China Miéville doesn’t exactly conform to the image of a writer that I have always had in my mind. And neither does his books. I only discovered and devoured his novels a few months ago, but his prose has stuck with me more than any other writer’s.
Perdido Street Station, first published at the turn of the millennium, captures what makes his writing so loved. It takes what every fantasy lover adores – a dense world with interesting characters that are alien to our own imagination – and then turns everything up to eleven. And then, when you expect that you’ve been fully introduced with the weirdness of the universe he’s penned, or when you expect that you’ve come to terms with how strange and original his characters are, you’re thrust yet again into situations that defy the tropes that make up fantasy.
I remember reading on the bus, and willfully missing several stops to turn page after page after page.
Wrapped up in fantastic language that surprises you as much as his plots, Miéville transports you to a world that merges steampunk, sci-fi and fantasy, one which is so inventive it’s defined its own sub-genre, ‘New Weird’, previously the stomping ground of Lovecraft and his nightmares. Perdido Street Station takes nightmares and combines them with humans, takes animals and combines them with monsters, and then garnishes that amalgamation with a couple of all-powerful beings that leave you wondering how they haven’t already made their way out of the page and into our world. All well written, and all original in their purpose and lives and deeds, it was refreshing to see how thoughtfully and well each individual was written.

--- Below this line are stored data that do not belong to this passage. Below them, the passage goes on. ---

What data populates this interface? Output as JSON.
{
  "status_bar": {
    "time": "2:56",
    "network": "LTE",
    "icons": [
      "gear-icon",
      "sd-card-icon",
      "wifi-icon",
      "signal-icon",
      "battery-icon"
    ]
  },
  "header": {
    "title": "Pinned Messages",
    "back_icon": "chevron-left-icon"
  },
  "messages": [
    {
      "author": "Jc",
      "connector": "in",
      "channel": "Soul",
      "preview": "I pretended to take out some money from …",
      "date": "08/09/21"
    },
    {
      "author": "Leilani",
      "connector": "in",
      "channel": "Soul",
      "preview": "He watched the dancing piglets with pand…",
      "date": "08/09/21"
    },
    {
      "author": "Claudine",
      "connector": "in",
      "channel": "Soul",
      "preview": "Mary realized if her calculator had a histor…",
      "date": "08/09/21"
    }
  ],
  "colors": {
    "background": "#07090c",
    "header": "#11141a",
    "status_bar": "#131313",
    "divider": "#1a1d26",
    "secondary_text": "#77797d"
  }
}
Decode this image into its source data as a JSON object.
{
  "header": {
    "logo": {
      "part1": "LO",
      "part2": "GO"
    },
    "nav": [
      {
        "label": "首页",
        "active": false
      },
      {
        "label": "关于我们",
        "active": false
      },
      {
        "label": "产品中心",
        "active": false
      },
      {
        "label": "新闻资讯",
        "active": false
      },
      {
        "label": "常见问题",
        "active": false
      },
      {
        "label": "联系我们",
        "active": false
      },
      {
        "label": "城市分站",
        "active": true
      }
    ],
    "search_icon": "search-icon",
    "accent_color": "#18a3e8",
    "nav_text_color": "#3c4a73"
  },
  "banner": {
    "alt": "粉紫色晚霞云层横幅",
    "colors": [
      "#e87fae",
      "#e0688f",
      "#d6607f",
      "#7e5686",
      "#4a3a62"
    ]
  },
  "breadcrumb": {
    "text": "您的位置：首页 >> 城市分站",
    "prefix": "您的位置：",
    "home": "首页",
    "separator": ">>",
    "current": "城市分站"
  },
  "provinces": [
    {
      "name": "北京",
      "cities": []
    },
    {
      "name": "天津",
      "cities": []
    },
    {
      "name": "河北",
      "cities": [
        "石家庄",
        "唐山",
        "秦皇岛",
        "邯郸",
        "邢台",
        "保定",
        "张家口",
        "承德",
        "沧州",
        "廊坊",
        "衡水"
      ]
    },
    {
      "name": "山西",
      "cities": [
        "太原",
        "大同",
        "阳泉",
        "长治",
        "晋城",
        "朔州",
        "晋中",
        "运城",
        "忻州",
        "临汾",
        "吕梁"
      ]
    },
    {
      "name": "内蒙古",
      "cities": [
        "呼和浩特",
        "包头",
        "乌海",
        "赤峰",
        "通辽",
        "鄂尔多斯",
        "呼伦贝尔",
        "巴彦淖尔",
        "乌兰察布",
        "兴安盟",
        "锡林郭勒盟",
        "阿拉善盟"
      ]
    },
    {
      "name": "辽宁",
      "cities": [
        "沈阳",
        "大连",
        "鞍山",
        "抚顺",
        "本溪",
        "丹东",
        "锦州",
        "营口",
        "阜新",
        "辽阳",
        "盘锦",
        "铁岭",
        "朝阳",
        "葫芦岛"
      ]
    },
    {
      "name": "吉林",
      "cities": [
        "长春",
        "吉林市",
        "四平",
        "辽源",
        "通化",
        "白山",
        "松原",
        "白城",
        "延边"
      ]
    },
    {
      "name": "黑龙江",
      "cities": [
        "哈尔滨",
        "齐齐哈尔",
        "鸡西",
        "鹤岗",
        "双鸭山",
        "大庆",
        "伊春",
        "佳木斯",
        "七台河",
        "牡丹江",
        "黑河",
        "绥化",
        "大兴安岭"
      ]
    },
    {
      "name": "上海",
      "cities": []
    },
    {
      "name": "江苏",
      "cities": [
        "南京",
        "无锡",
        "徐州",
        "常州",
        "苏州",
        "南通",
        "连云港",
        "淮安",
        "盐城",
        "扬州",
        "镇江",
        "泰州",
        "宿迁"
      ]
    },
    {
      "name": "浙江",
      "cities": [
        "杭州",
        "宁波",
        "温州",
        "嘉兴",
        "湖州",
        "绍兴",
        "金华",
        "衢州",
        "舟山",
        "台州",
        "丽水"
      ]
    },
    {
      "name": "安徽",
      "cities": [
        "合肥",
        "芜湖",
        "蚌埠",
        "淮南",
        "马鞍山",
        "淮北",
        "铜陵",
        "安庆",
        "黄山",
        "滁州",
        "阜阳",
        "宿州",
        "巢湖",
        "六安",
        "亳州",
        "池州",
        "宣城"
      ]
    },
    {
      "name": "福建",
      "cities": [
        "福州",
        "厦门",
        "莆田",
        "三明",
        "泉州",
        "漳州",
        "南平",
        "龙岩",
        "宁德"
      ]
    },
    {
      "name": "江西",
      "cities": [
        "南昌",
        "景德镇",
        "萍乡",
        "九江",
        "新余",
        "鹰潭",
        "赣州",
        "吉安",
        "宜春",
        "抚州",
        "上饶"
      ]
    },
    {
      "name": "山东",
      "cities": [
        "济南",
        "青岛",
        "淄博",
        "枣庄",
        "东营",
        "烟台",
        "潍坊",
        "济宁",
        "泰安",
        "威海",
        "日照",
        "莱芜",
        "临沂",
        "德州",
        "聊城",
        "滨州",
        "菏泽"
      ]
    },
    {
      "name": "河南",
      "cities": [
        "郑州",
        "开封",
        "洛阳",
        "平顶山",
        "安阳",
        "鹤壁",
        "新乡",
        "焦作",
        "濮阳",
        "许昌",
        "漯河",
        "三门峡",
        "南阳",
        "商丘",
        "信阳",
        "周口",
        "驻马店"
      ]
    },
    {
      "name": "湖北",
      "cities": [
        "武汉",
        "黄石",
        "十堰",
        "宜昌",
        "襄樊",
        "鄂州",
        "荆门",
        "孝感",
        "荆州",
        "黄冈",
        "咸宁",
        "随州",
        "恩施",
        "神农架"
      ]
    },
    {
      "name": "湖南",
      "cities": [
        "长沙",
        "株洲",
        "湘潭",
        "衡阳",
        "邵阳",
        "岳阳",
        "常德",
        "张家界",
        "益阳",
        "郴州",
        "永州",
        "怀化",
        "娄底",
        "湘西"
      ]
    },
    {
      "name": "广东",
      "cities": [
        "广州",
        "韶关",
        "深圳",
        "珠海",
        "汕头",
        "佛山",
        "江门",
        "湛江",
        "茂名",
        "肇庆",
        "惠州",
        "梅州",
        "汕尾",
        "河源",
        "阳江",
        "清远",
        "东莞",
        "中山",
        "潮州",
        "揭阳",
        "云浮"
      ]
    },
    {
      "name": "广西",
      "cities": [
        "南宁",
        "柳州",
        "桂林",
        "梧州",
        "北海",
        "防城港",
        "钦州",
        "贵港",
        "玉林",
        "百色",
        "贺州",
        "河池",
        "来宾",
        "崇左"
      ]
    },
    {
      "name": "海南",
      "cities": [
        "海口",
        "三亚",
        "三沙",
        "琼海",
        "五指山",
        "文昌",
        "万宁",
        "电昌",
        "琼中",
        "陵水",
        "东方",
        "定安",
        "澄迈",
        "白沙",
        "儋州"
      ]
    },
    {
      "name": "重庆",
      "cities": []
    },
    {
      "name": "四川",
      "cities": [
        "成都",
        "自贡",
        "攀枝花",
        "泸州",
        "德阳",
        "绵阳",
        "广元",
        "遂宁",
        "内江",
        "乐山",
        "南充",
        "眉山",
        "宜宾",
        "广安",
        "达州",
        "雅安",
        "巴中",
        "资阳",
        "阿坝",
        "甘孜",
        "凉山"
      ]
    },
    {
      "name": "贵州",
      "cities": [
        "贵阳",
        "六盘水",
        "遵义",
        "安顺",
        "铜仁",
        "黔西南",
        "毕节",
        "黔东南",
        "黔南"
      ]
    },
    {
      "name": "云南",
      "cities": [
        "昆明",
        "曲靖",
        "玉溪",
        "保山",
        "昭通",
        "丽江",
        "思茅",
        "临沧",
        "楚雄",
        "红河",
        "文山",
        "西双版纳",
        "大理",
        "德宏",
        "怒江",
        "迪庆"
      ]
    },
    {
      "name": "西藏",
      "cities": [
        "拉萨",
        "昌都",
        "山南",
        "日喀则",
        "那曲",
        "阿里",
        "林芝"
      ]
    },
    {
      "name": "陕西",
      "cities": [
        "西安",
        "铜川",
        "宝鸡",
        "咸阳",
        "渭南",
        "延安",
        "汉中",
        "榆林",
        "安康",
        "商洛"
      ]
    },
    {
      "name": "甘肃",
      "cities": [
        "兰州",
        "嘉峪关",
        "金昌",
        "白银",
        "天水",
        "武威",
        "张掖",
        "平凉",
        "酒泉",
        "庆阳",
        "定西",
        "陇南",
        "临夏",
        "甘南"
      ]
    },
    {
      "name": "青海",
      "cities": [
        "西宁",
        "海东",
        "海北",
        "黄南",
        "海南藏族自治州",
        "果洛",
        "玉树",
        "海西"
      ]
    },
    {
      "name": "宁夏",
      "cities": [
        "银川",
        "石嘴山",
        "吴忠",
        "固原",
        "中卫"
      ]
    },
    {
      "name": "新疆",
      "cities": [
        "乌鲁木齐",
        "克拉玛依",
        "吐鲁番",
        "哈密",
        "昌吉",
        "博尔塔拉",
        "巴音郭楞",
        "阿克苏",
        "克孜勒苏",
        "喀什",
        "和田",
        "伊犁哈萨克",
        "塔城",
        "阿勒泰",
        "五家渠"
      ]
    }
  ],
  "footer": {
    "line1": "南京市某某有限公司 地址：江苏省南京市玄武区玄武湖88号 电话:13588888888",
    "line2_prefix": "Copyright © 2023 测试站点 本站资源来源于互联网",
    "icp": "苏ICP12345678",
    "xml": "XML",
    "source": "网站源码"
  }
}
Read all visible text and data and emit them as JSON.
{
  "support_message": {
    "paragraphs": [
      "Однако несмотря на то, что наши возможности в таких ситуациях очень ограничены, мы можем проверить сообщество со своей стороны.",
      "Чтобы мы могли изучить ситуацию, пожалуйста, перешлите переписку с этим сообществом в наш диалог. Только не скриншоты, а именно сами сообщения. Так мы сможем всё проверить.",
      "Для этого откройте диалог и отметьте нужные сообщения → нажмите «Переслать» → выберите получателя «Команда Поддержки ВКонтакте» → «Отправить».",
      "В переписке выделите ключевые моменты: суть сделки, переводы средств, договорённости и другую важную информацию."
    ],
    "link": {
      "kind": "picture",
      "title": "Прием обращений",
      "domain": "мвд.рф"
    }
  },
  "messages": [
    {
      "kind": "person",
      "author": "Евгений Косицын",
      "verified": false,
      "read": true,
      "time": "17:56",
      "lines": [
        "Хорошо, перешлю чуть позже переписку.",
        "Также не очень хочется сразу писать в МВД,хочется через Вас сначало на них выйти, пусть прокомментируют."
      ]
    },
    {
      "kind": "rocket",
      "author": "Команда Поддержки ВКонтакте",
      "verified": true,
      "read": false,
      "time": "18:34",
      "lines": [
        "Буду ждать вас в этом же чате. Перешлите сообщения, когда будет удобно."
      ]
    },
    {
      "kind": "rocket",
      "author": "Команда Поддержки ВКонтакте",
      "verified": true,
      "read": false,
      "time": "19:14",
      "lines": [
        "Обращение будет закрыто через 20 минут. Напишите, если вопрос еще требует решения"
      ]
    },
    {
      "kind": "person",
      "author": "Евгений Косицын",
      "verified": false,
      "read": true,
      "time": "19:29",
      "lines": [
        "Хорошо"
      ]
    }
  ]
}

I’ve read all his other novels, most of them set in the same universe, and they’ve all become benchmarks to rate other novels by. Miéville teaches people how to write in his spare time, and it shows, with intricate plots and subtle hints and writing that can leave a smile on your face with the sheer complexity of it all. On the subject of plots, Miéville attempted to re-invent each of the mainstays of storytelling with each of the books in the trilogy. Perdido Street Station attempts to redo fantasy, The Scar undoes those age-old boring tales of piracy, and Iron Council completely outclasses any Western I’ve read. He hits all the right notes in every single tale, and hits them so hard that they turn all weird and grotesque and hard to stomach, weird and mutated and I absolutely love his writing for that. Winner of the Arthur C. Clarke Award, the British Fantasy Award, and with nominations for both the Nebula and the Bram Stoker, Miéville always delights, scares and provokes, so go read Perdido Street Station and the rest of his works – they all come with recommendations that are far more potent than mine.